Ik heb mezelf klein gemaakt. Ik gebruikte het minimaliseren van taal, zoals "Ik denk ..." "Ik heb gewoon ..." of "Ik voel ..." zelfs als de dingen behoorlijk zwart en wit waren. Ik was bang dat ik als fout zou worden uitgeroepen, dus maakte ik mezelf zo klein mogelijk. Ik verontschuldigde me constant voor dingen die er niet toe deden en ik viste op complimenten door negatieve dingen over mezelf te zeggen.
Ik heb zelf gesaboteerd. Ik deed dingen expres waarvan ik wist dat het de relatie zou verpesten. Eens bedroog ik zelfs een nieuwe relatie en vertelde hem er toen over. Ik geloofde dat ik het onvermijdelijke vervulde. Ik geloofde dat ik het niet waard was lief te hebben en hij zou het toch weten.
Ik heb genoegen genomen met minder. Ik laat mensen me slecht behandelen. Ik hield van mannen die me behandelden alsof ik niet genoeg deed met mijn leven, alsof ik niet slim genoeg was, of getalenteerd genoeg, omdat het mijn eigen ideeën bevestigde over wie ik was. Mensen die mij beter hebben behandeld, maakten me meer bang dan wat dan ook.
Ik zou niet geloven dat iemand me echt leuk vond. Wat mijn partner ook zei of deed, ik geloofde dat hij me een plezier deed. Ik geloofde dat hij beter was dan ik en dat hij deed alsof hij het niet opmerkte. Op mijn dieptepunt zei ik dat hardop tegen een man met wie ik aan het daten was. Het moet geen verrassing zijn dat de relatie niet gelukt is. De ervaring heeft me echter geholpen iets te realiseren over mijn denken: het was onlogisch.
Ik zocht therapie. Dit destructieve psychologische patroon verpestte mijn leven. Ik had een hel voor mezelf gecreëerd in mijn eigen hoofd. Ik moest hulp krijgen. Gedurende die tijd ging ik niet uit. Mijn therapeut en ik hebben een plan gemaakt om mijn denkpatronen om te leiden. In plaats van op impulsieve gedachten te reageren, moest ik mezelf een vraag stellen: wie zei dat? Wie zei dat ik het niet waard was lief te hebben? Of dat ik niet slim was? 99,9% van de tijd, niemand deed. Ik heb geleerd dat alle dingen waarvan ik bang was dat mijn partner het 'uitzoeken', eigenlijk valse ideeën waren die ik heb gemaakt.

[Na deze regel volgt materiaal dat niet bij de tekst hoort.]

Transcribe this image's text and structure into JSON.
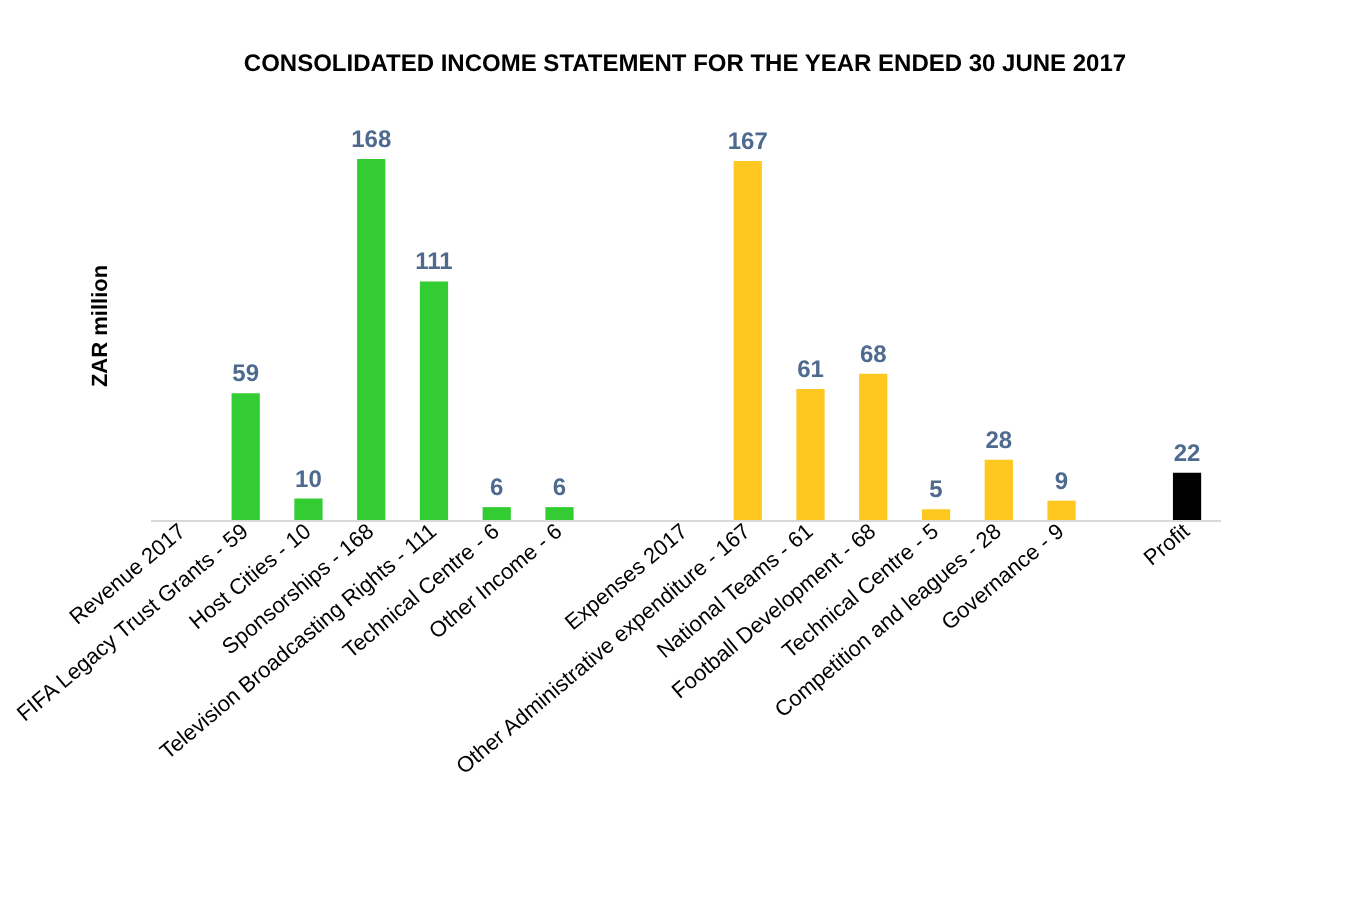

Ik kreeg de eer voor mijn prestaties. Ik maakte een lijst met dingen die ik had gedaan en ik liet mezelf niet de eer toeschrijven aan iemand anders, zelfs geen geluk. Elke keer als ik het juiste deed, schreef ik het elke keer als het me lukte. Ik zorgde ervoor dat ik tegen mezelf zei dat ik goed werk leverde, zelfs als het net uit bed kwam.
Ik laat de schande los. Ik leerde dat ik het verleden niet kon beheersen, en elke logische persoon zou dat weten. Mijn opvoeding was iets dat me maakte wie ik ben, maar niet iets dat me een slecht persoon maakte. Ik leerde dat ik het enige kon beheersen. Ik kon me niet concentreren op het verleden of op andere mensen. Het enige wat ik kon doen was me iedere dag op mij concentreren.
Ik heb mijn taal veranderd. Ik stopte langzaam met mijn excuses aanbieden. Ik zei wat ik bedoelde zonder zwakke kwalificerende woorden. Ik ruilde mijn negatieve taal in voor positieve gedachten. Ik was niet hoogmoedig, maar ik was eerlijk. Ik dacht dat mensen me bot of onbeschoft zouden vinden, maar dat deden ze niet. Ze vonden me zelfverzekerd.
Ik ben in orde met imperfectie. Niemand verwachtte dat ik perfect zou zijn, dus waarom verwachtte ik dat van mezelf? Ik heb geleerd om goed te doen met soms rotzooien. Ik heb geleerd dat een goede partner weet dat je zult falen en dat je je toch zult steunen. Zelfs als ze dat niet doen, ben ik er om mezelf te ondersteunen. En als ik er zelf ben, is er echt niets om bang voor te zijn.